As my friends know, I do quilting and sewing.

Progress photo of grandbaby's quilt
 As you can see from the picture, I am interested in larger designs that are made up of smaller ones--hearts made up of Log Cabin blocks, for example. I once made a wall quilt out of Log Cabin blocks that formed a gold (yellow) cross against a background that incorporated other liturgical colors.

When we walked along on the Camino, I was looking, looking--at colors, shapes, flowers, buildings, art, you name it. The emphasis on blue backgrounds and yellow arrows or shells on many of the waymarkers formed a unifying theme, colorwise, in many of the newer painted marks. There were also brass shells on sidewalks, stone patterns in pavement, and so on. We passed a house that had covered the low wall of the flowerbed with about 100 shells. There was also a building in the last part of the trail that had a 15 or 20 foot tall white shell on the side of it. The shells, the arrows, the cross of Santiago--they bring back to me the memories of the pilgrimage.

Trail marker in the Montes de Oca--rocks and pine cones!--at the edge of the mud road.

The yellow arrow, usually spray painted like this one, is probably the most famous trail marker on the Camino Frances.

This was both a boundary marker and a trail marker.

And when we got home I wanted to find a way to put some of the things I'd seen into quilts, or seed bead patterns, or other creative things. That was part of why I made the Cafe Press shop--using our photos to make gifts--and it was also why I have been trying to figure out how to make a scallop shell quilt block.

Initial draft of an applique scallop shell design
The first attempt you see here was built from a Dresden plate pattern. I used the neato cutting guide to cut different lengths of wedges, from 2 1/2 inches on up to 4 inches, and then sewed them together and folded the ends to make a more shapely shape. Then I attached it to a background and sewed a line down each seamline and down the middle of each wedge. A section of a circle and a rectangle completed the shell.

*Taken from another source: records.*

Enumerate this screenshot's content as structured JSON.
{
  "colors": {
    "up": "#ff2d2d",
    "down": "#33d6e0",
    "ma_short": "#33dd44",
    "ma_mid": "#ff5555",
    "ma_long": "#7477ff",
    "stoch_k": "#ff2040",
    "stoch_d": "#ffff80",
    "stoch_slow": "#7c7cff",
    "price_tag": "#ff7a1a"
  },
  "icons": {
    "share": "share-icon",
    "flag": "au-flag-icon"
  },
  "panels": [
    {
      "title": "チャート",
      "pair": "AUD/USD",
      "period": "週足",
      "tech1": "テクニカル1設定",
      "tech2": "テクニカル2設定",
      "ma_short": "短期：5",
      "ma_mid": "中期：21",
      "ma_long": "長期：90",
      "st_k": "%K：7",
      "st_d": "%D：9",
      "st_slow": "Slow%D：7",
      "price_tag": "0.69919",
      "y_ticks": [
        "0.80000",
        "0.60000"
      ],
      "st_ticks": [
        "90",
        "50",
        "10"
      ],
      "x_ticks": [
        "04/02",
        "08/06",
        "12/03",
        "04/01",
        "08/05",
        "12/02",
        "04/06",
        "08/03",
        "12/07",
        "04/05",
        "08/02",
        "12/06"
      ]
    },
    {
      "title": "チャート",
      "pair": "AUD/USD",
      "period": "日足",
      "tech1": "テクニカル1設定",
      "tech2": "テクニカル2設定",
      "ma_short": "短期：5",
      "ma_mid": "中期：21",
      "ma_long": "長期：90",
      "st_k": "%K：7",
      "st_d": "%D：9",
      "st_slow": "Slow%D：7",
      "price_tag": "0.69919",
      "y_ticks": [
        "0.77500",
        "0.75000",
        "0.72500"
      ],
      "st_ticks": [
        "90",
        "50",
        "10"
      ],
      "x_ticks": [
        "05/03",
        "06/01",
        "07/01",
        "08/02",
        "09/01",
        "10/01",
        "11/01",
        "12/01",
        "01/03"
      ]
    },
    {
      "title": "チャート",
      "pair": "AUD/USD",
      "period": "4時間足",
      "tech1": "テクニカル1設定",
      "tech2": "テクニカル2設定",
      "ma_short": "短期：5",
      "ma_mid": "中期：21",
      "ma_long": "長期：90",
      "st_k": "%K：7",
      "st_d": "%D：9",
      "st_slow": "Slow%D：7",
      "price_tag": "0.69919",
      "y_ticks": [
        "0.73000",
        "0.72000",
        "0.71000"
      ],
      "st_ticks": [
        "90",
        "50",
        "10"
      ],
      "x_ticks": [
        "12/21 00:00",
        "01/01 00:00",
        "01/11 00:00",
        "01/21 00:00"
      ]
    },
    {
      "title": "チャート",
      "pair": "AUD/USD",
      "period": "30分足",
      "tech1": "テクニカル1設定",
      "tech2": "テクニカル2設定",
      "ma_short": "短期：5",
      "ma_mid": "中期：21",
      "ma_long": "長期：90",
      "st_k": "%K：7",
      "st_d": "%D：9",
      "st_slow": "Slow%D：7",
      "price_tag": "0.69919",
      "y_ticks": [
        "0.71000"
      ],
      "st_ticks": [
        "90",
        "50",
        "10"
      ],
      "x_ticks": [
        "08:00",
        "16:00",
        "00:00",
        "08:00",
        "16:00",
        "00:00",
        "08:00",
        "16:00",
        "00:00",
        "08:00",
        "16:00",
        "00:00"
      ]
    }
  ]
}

On the good side, the wedges are already set up to do a circle, or a half circle. On the bad side, they're too fat to really work well. And the edges on the sides are too square I think. So I'm not sure that it works really well.

Maybe I should try again, with a different shape at the start, and let the top-stitching do all of the tracing of rays on the shell. If I come up with something better, I'll do a follow-on and let you all see it. For now, I think a little more study and contemplation are required.